The US economy added fewer jobs than anticipated in January and overall hiring was weaker than previously reported in 2024, although the pace picked up dramatically at year-end.
That’s all according to Friday’s BLS release, which included closely-watched revisions.
Headline hiring (i.e., the NFP print) was 143,000 for last month. That was well short of the 175,000 consensus, and marked a meaningful slowdown from the brisk pace recorded during the final two months of 2024. The range of estimates from — chuckles — 79 highly-credentialed soothsayers was 105,000 to 240,000.
The BLS’s final attempt at the annual benchmarking process resulted in a 589,000 downward revision to March of 2024’s employment level, near (or even below) the low-end of estimates and considerably lower than the figure the government’s number-crunchers came up in August, when the preliminary results of the exercise were released.
Overall hiring on the establishment survey in 2024 now stands at 1.996 million, down from 2.232 million before the revisions.
The figure, above, shows you the impact, both in aggregate and on a month-to-month basis, of the BLS’s statistical floor routine.
The overarching message: Hiring was slower than originally estimated for most of 2024, but quicker than previously reported in November and December, when the US economy added 568,000 jobs.

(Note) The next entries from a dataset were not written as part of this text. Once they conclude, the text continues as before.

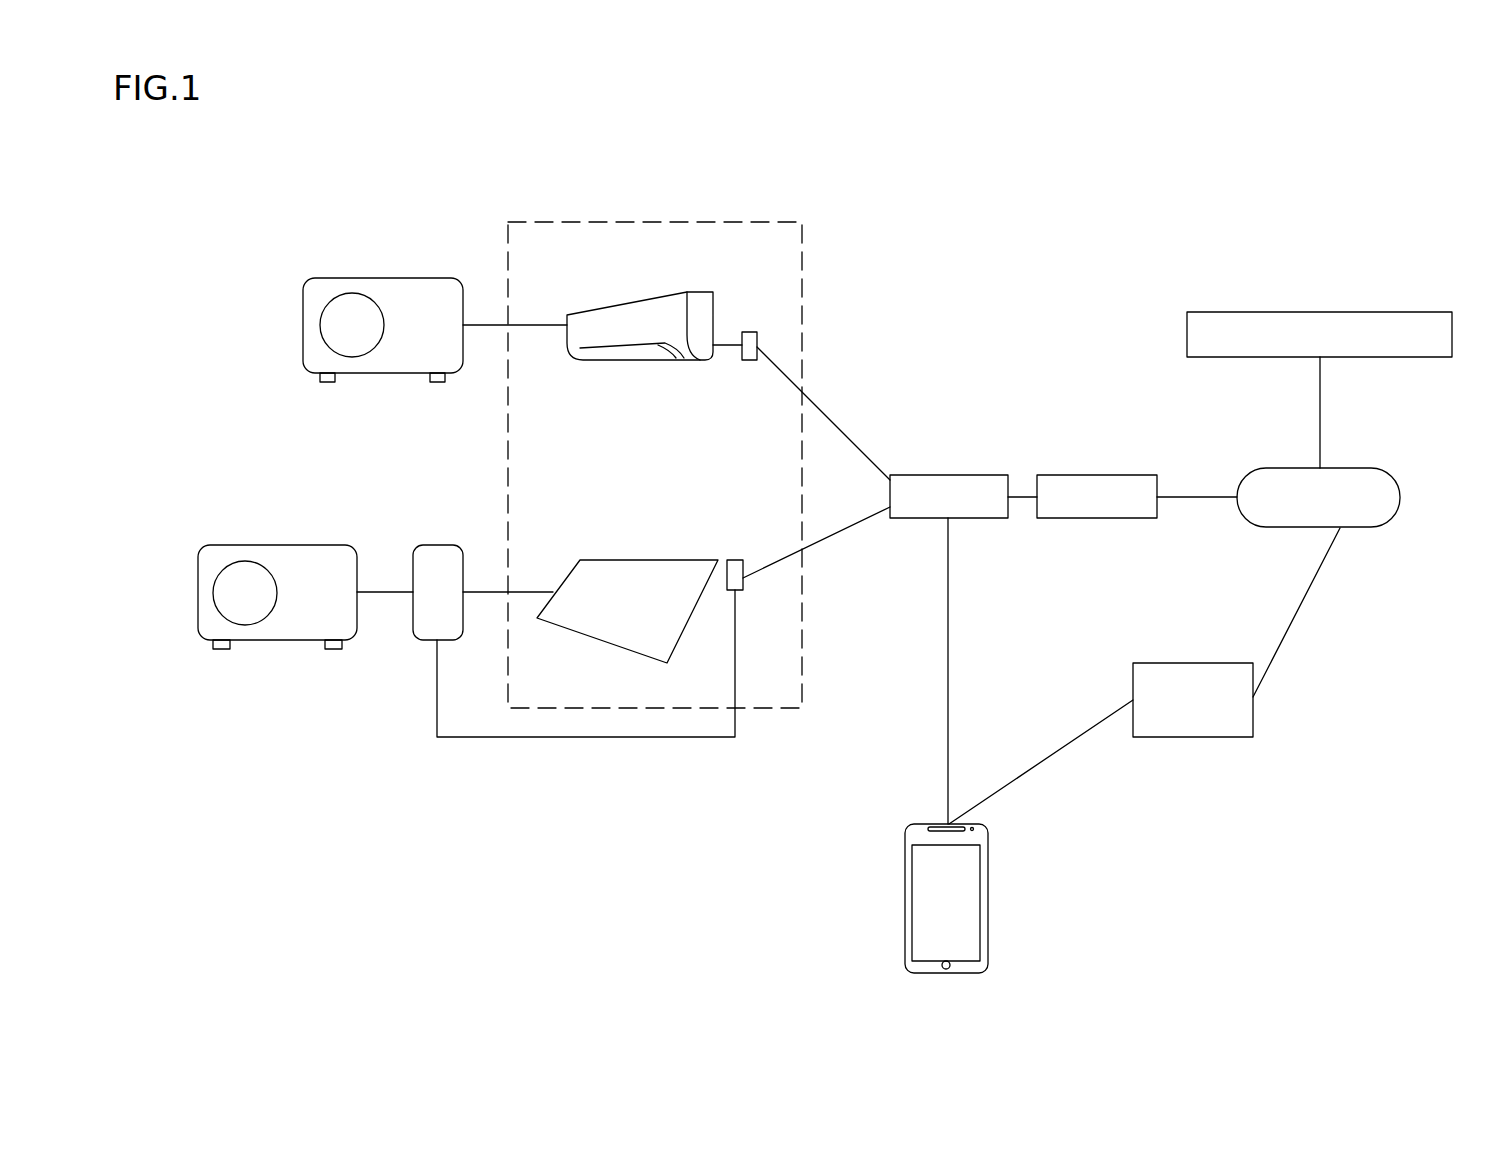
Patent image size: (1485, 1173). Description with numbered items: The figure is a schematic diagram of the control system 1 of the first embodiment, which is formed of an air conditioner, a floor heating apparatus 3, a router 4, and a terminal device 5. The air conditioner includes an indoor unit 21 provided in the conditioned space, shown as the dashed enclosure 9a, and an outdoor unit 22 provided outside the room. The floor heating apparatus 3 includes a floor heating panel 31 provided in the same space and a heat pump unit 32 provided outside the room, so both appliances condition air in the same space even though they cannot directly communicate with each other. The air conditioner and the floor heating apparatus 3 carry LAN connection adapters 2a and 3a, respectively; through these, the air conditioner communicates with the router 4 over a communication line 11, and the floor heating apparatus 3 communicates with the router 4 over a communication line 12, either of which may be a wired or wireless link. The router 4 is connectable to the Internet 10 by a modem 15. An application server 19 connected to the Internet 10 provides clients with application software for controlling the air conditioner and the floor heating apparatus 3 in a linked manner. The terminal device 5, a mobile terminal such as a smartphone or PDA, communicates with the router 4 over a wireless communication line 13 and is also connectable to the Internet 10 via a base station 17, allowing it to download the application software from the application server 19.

The control system 1 is at (268, 212).
The LAN connection adapter 2a is at (748, 332).
The floor heating apparatus 3 is at (434, 545).
The LAN connection adapter 3a is at (733, 560).
The router 4 is at (972, 475).
The terminal device 5 is at (870, 816).
The building (indoor area) 9a is at (802, 288).
The Internet 10 is at (1357, 468).
The communication line 11 is at (847, 420).
The communication line 12 is at (833, 538).
The communication line 13 is at (949, 622).
The modem 15 is at (1125, 475).
The base station 17 is at (1208, 663).
The application server 19 is at (1357, 312).
The indoor unit 21 is at (623, 304).
The outdoor unit 22 is at (403, 278).
The floor heating panel 31 is at (599, 560).
The heat pump unit 32 is at (284, 545).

Note that the headline NFP prints for those two months were already strong. As revised, they’re quite robust indeed.
If you’re wondering how the “average” market participant can possibly parse all of that in real-time, let alone incorporate it into a trading “strategy,” the answer is that such a person can’t, and shouldn’t try. It’s not so much that it’s “complicated” (it’s not), it’s just pedantic and you really have to be an obsessive to analyze it on the fly. Either that, or you have to be a media conglomerate.
Anyway, the figure below should help you organize your thoughts. It’s the updated (i.e., revised) NFP series, with the three-month moving average.
Again, the upward inflection over the final two months of 2024 now looks even steeper than it did and that, in turn, makes January’s 143,000 headline feel a bit like a brake slam. Thanks to the rapid pace of job creation late last year, the three-month average on the NFP headline is now 237,000, the quickest in nearly two years.
Looking at the breakdown, most of the hiring last month was in health care, retail, social assistance and government. Elon Musk is hard at work trimming government payrolls and bullying federal employees into quitting. Some worry he hasn’t thought that push all the way through. Others wonder why Musk should be in charge of such an effort in the first place.
The jobless rate in January ticked lower, to 4% (4.011% unrounded). That decline looked especially notable in light of an uptick in the participation rate.
As for wage growth, it was warm. As in 0.5% warm. That won’t work if you’re the Fed. You need 0.3% or lower if the YoY pace is going to remain consistent with 2% underlying consumer price growth (i.e., inflation).
The 12-month pace on the AHE series for January was 4.1%. The figure above shows the rounded MoM readings. Unrounded, January’s month-to-month increase was the most pronounced in a year.
I won’t pretend to know how markets will trade the release, but the takeaway should probably be that hiring and wage growth are running too warm for comfort despite the deceleration in job growth tipped by the January NFP headline.
That’s not to say we won’t look up a few months from now and remember that 143,000 print as the start of “something,” it’s just to suggest there might’ve been some “giveback,” so to speak, from the nearly 600,000 jobs added over the prior two months.
And anyway, the three-month average tells the story: Employers are hiring. (Remember that the October low print was distorted by weather and work stoppages.)
As BMO’s Ian Lyngen put it Friday, “Overall, despite the disappointing [January] headline miss, the underlying details were strong.” The numbers, he went on, are “consistent with the Fed remaining on hold.”





Any look at U.S. historical jobs data would make it clear to even the most dunderheaded of us that jobs are a lagging indcator – more job hires, with an above-trend peak, means a recession is on its way. Unfortunately in this case that became hypercharged by Republican hopes. Looking back from the future, we will all iidentiy December-January as the high.
H-Man, the cheap labor from immigration is gone. Don’t be surprised to see wages up for the low end, consumer debt all time high, the bridge is creaking.